E antes que eu possa responder, sinto uma mordaça com uma bola sendo enfiada na minha boca e mais uma chicotada na minha bunda, acompanhado de sua risada maligna.

— Acho que hoje eu vou pedir ajuda para punir este escravo insolente!

— Eu, por favor! — A voz de Julie se faz ouvir.

Ah claro.

Ela não vai deixar Natasha se divertir sozinha.

— Aproxime-se, irmã.

Irmã?

— O que gostaria de fazer com este escravo?

— Você tem um grampeador?

Quê? Que diabos!

— Seria ótimo grampearmos nas suas costas alguns bilhetes do tipo “Não devo nunca tentar enganar minha esposa”.

— Não temos um grampeador... Mas temos chicote, cera, grampos para mamilos, plugs anais...

Plug anal? Elas estão loucas se acham que...

— Um plug anal? De qual tamanho? — Julie indaga.

Tento me soltar, rosnando, sem poder falar nada com aquela bola na minha boca.

— Quer que eu tire a calça dele? — Natasha pergunta, para meu desespero.

— Hum, não, acho que vou pedir apenas para dar umas chicotadas!

E sem aviso, sinto de novo o chicote na minha bunda e a risada de Julie, agora perto do meu ouvido.

— Está se divertindo, amor? — Ela tira a bola da minha boca.

— Sua, filha da puta, quando eu sair daqui...

— Ei, não seja impertinente, escravo! — Ela ri voltando a colocar a bola na minha boca.

— Muito obrigada, senhora, acho que pode me devolver meu escravo. Ele já se divertiu demais — diz à Natasha.

— Tem certeza que não quer que eu busque um plug anal que dá choque?...

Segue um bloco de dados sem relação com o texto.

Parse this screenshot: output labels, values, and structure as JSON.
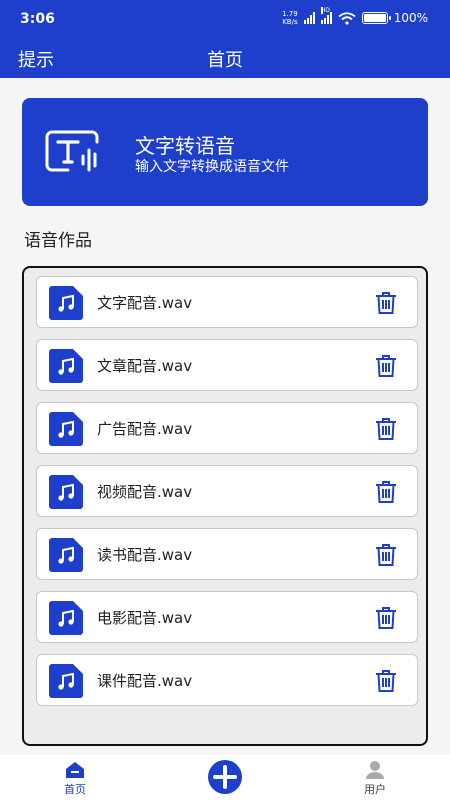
{
  "statusbar": {
    "time": "3:06",
    "net_speed_top": "1.79",
    "net_speed_bottom": "KB/s",
    "signal_label": "HD",
    "battery": "100%"
  },
  "topbar": {
    "hint_label": "提示",
    "title": "首页"
  },
  "banner": {
    "title": "文字转语音",
    "subtitle": "输入文字转换成语音文件",
    "icon": "text-to-speech-icon"
  },
  "works": {
    "section_title": "语音作品",
    "items": [
      {
        "name": "文字配音.wav"
      },
      {
        "name": "文章配音.wav"
      },
      {
        "name": "广告配音.wav"
      },
      {
        "name": "视频配音.wav"
      },
      {
        "name": "读书配音.wav"
      },
      {
        "name": "电影配音.wav"
      },
      {
        "name": "课件配音.wav"
      }
    ]
  },
  "tabbar": {
    "home_label": "首页",
    "add": "plus-icon",
    "user_label": "用户"
  },
  "colors": {
    "primary": "#1d3fcc",
    "background": "#f5f5f5"
  }
}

— Vai ficar para a próxima! Se ele for impertinente, com certeza vamos querer esse treco aí de dar choque na bunda!

— Muito bem!

Finalmente Natasha me solta e antes que eu posso tirar minha máscara e confrontá-la — e quem sabe adiantar sua demissão — ela já sumiu de vista.


— Nunca me diverti tanto na minha vida! — Julie não consegue parar de rir, no caminho inteiro para casa.

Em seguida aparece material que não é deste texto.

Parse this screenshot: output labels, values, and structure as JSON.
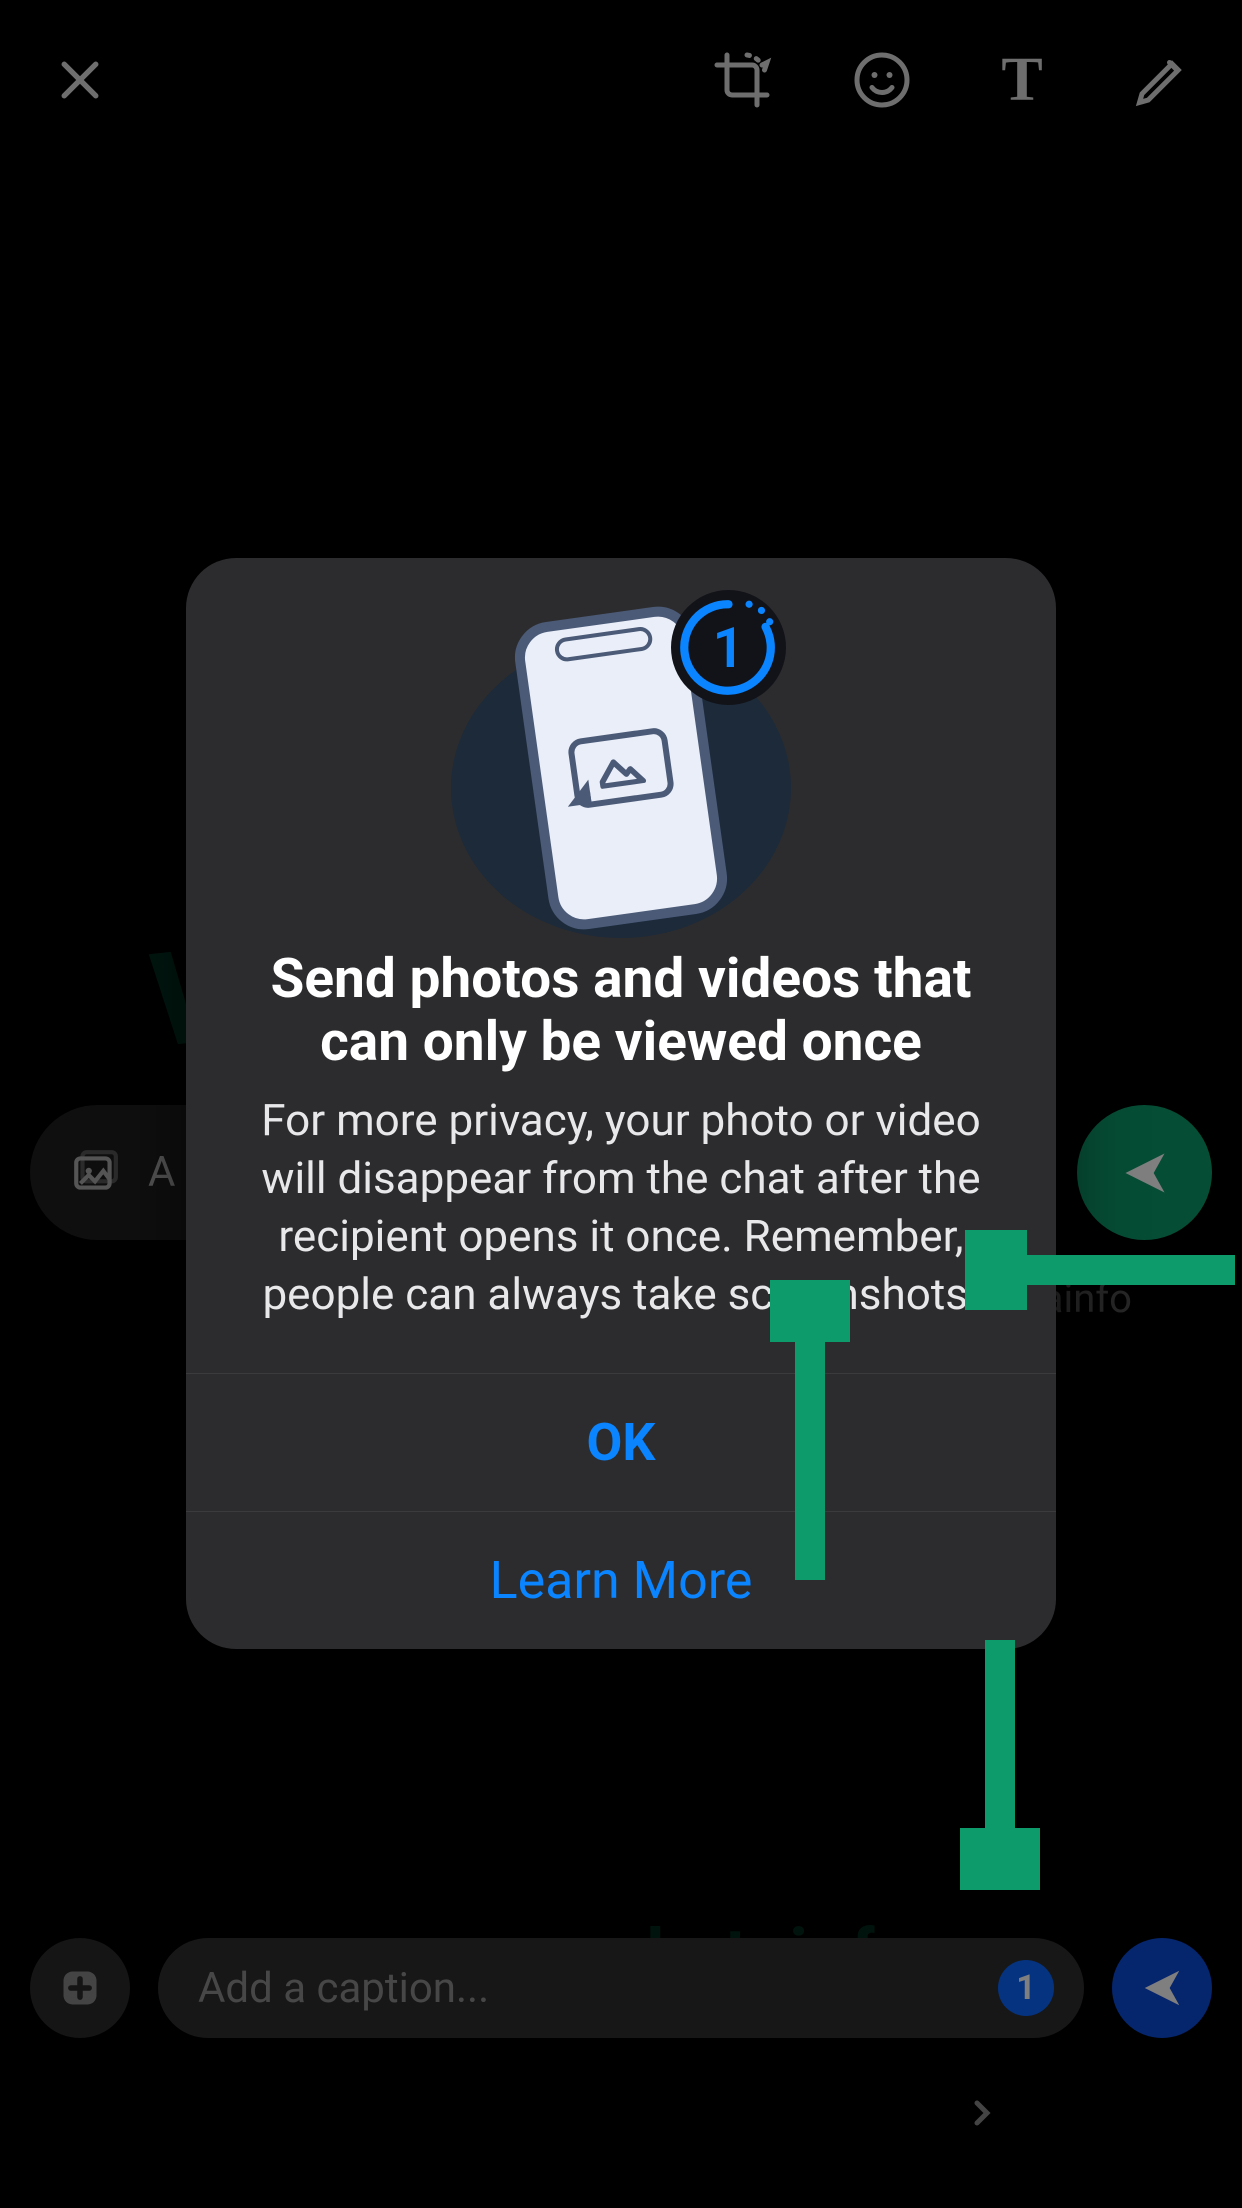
{
  "toolbar": {
    "close": "Close",
    "crop": "Crop & Rotate",
    "emoji": "Emoji / Sticker",
    "text": "T",
    "draw": "Draw"
  },
  "midRow": {
    "placeholder": "A",
    "send": "Send"
  },
  "bottomRow": {
    "add": "+",
    "placeholder": "Add a caption...",
    "viewOnceBadge": "1",
    "send": "Send"
  },
  "modal": {
    "title": "Send photos and videos that can only be viewed once",
    "body": "For more privacy, your photo or video will disappear from the chat after the recipient opens it once. Remember, people can always take screenshots.",
    "ok": "OK",
    "learnMore": "Learn More",
    "badgeOne": "1"
  },
  "watermark": {
    "big": "WABETAINFO",
    "small": "wabetainfo",
    "peek": "etainfo"
  }
}
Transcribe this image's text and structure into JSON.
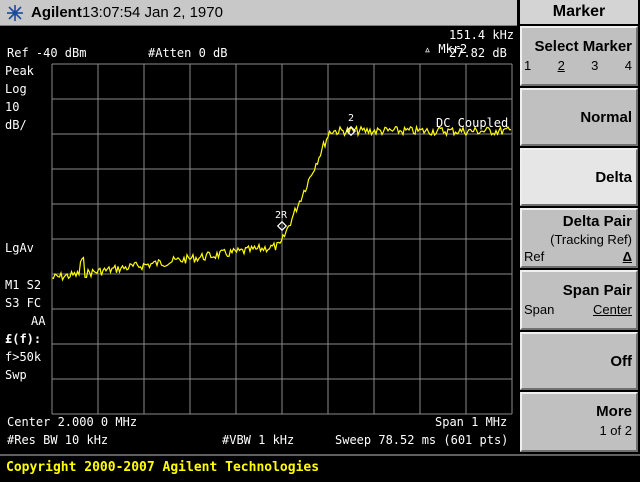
{
  "header": {
    "brand": "Agilent",
    "datetime": "13:07:54  Jan 2, 1970"
  },
  "display": {
    "ref_level": "Ref -40 dBm",
    "atten": "#Atten 0 dB",
    "marker_readout_label": "Mkr2",
    "marker_freq": "151.4 kHz",
    "marker_amp": "27.82 dB",
    "detector": "Peak",
    "scale_type": "Log",
    "scale_value": "10",
    "scale_unit": "dB/",
    "avg_type": "LgAv",
    "m1": "M1  S2",
    "s3": "S3  FC",
    "aa": "AA",
    "corr": "£(f):",
    "fgt": "f>50k",
    "swp": "Swp",
    "dc_coupled": "DC Coupled",
    "marker_2_label": "2",
    "marker_2r_label": "2R",
    "center": "Center 2.000 0 MHz",
    "span": "Span 1 MHz",
    "res_bw": "#Res BW 10 kHz",
    "vbw": "#VBW 1 kHz",
    "sweep": "Sweep 78.52 ms (601 pts)"
  },
  "footer": {
    "copyright": "Copyright 2000-2007 Agilent Technologies"
  },
  "menu": {
    "title": "Marker",
    "keys": [
      {
        "label": "Select Marker",
        "options": [
          "1",
          "2",
          "3",
          "4"
        ],
        "selected": "2"
      },
      {
        "label": "Normal"
      },
      {
        "label": "Delta",
        "active": true
      },
      {
        "label": "Delta Pair",
        "sub": "(Tracking Ref)",
        "left": "Ref",
        "right": "Δ"
      },
      {
        "label": "Span Pair",
        "left": "Span",
        "right": "Center"
      },
      {
        "label": "Off"
      },
      {
        "label": "More",
        "sub": "1 of 2"
      }
    ]
  },
  "colors": {
    "trace": "#ffff00",
    "grid": "#8a8a8a",
    "marker": "#ffffff"
  }
}
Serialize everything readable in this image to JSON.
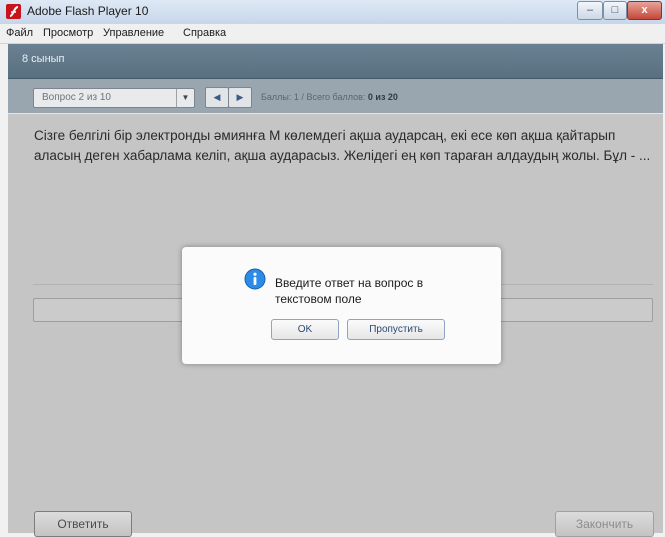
{
  "window": {
    "title": "Adobe Flash Player 10",
    "minimize_label": "–",
    "maximize_label": "□",
    "close_label": "x"
  },
  "menu": [
    "Файл",
    "Просмотр",
    "Управление",
    "Справка"
  ],
  "header": {
    "label": "8 сынып"
  },
  "toolbar": {
    "question_select_value": "Вопрос 2 из 10",
    "select_arrow": "▼",
    "prev_label": "◀",
    "next_label": "▶",
    "score_label": "Баллы: 1",
    "score_separator": "/",
    "total_label": "Всего баллов:",
    "total_value": "0 из 20"
  },
  "question": {
    "text": "Сізге белгілі бір электронды әмиянға М көлемдегі ақша аударсаң, екі есе көп ақша қайтарып аласың деген хабарлама келіп, ақша аударасыз. Желідегі ең көп тараған алдаудың жолы. Бұл - ...",
    "answer_value": ""
  },
  "buttons": {
    "answer": "Ответить",
    "finish": "Закончить"
  },
  "dialog": {
    "message": "Введите ответ на вопрос в текстовом поле",
    "ok": "OK",
    "skip": "Пропустить"
  },
  "colors": {
    "header": "#5f7686",
    "toolbar": "#9aa6af",
    "content_dimmed": "#c5c5c5",
    "dialog_button_text": "#2c4a79",
    "info_icon": "#2b8be6"
  }
}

Eu ainda estou tão puto e chocado que nem consigo esboçar uma reação maior do que soltar palavrões indignados de tempo em tempo enquanto relembro que fui subjugado pela minha secretária.

E num plano arquitetado pela minha esposa!

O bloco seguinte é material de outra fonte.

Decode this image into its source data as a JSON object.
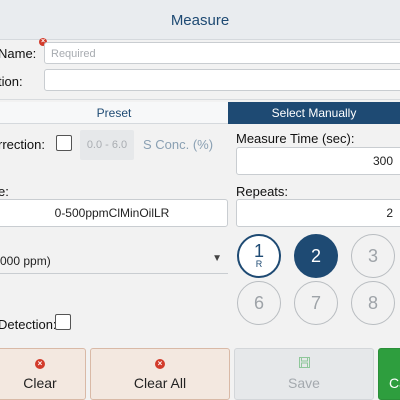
{
  "window": {
    "title": "Measure"
  },
  "form": {
    "name_label": "Name:",
    "name_placeholder": "Required",
    "description_label": "tion:",
    "description_value": ""
  },
  "tabs": {
    "preset": "Preset",
    "manual": "Select Manually"
  },
  "left": {
    "correction_label": "rrection:",
    "correction_checked": false,
    "range_value": "0.0 - 6.0",
    "concentration_label": "S Conc. (%)",
    "method_label": "e:",
    "method_value": "0-500ppmClMinOilLR",
    "dropdown_value": "000 ppm)",
    "detection_label": "Detection:",
    "detection_checked": false
  },
  "right": {
    "measure_time_label": "Measure Time (sec):",
    "measure_time_value": "300",
    "repeats_label": "Repeats:",
    "repeats_value": "2",
    "position_buttons": [
      {
        "label": "1",
        "sub": "R",
        "state": "current"
      },
      {
        "label": "2",
        "state": "selected"
      },
      {
        "label": "3",
        "state": "normal"
      },
      {
        "label": "6",
        "state": "normal"
      },
      {
        "label": "7",
        "state": "normal"
      },
      {
        "label": "8",
        "state": "normal"
      }
    ]
  },
  "footer": {
    "clear": "Clear",
    "clear_all": "Clear All",
    "save": "Save",
    "go": "Ca"
  },
  "colors": {
    "accent": "#1e4a73",
    "danger": "#d23b2b",
    "success": "#2e9e3e"
  }
}
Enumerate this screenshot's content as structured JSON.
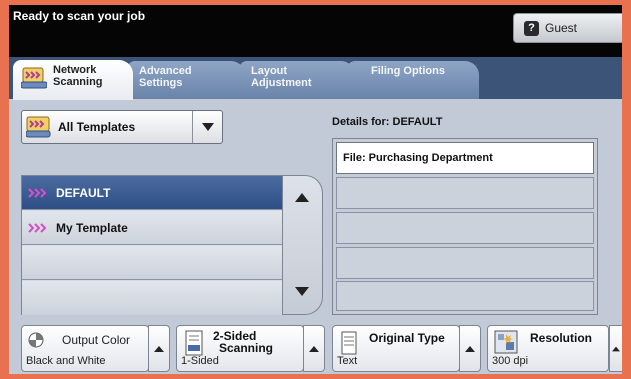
{
  "status": {
    "message": "Ready to scan your job",
    "user_label": "Guest",
    "user_icon": "?"
  },
  "tabs": [
    {
      "label_line1": "Network",
      "label_line2": "Scanning",
      "active": true
    },
    {
      "label_line1": "Advanced",
      "label_line2": "Settings",
      "active": false
    },
    {
      "label_line1": "Layout",
      "label_line2": "Adjustment",
      "active": false
    },
    {
      "label_line1": "Filing Options",
      "label_line2": "",
      "active": false
    }
  ],
  "templates": {
    "dropdown_label": "All Templates",
    "items": [
      "DEFAULT",
      "My Template"
    ]
  },
  "details": {
    "heading": "Details for: DEFAULT",
    "rows": [
      "File: Purchasing Department"
    ]
  },
  "features": [
    {
      "title": "Output Color",
      "value": "Black and White"
    },
    {
      "title": "2-Sided Scanning",
      "title_line1": "2-Sided",
      "title_line2": "Scanning",
      "value": "1-Sided"
    },
    {
      "title": "Original Type",
      "value": "Text"
    },
    {
      "title": "Resolution",
      "value": "300 dpi"
    }
  ],
  "colors": {
    "accent": "#2d4f86",
    "frame": "#e8724f",
    "tab_bar": "#3b5478"
  }
}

Que espécie de mundo paralelo bizarro eu tinha entrado?

Quando entramos no elevador ela continua rindo sem parar.

— Não teve graça nenhuma, Julie!

— Ah teve sim! Precisava ver a sua cara quando reconheceu a Natasha!

— Ainda não acredito que armou isso pra mim! Com a minha secretária! Como acha que vou encará-la amanhã, lembrando que ela queria enfiar um plug no meu rabo?

Julie explode em gargalhada de novo enquanto saímos do elevador.

— Ai caramba, eu devia ter deixado!

— Se tivesse permitido uma merda dessa eu teria que demitir a Natasha e pedir o divórcio!

Abro a porta do apartamento, ainda enfurecido.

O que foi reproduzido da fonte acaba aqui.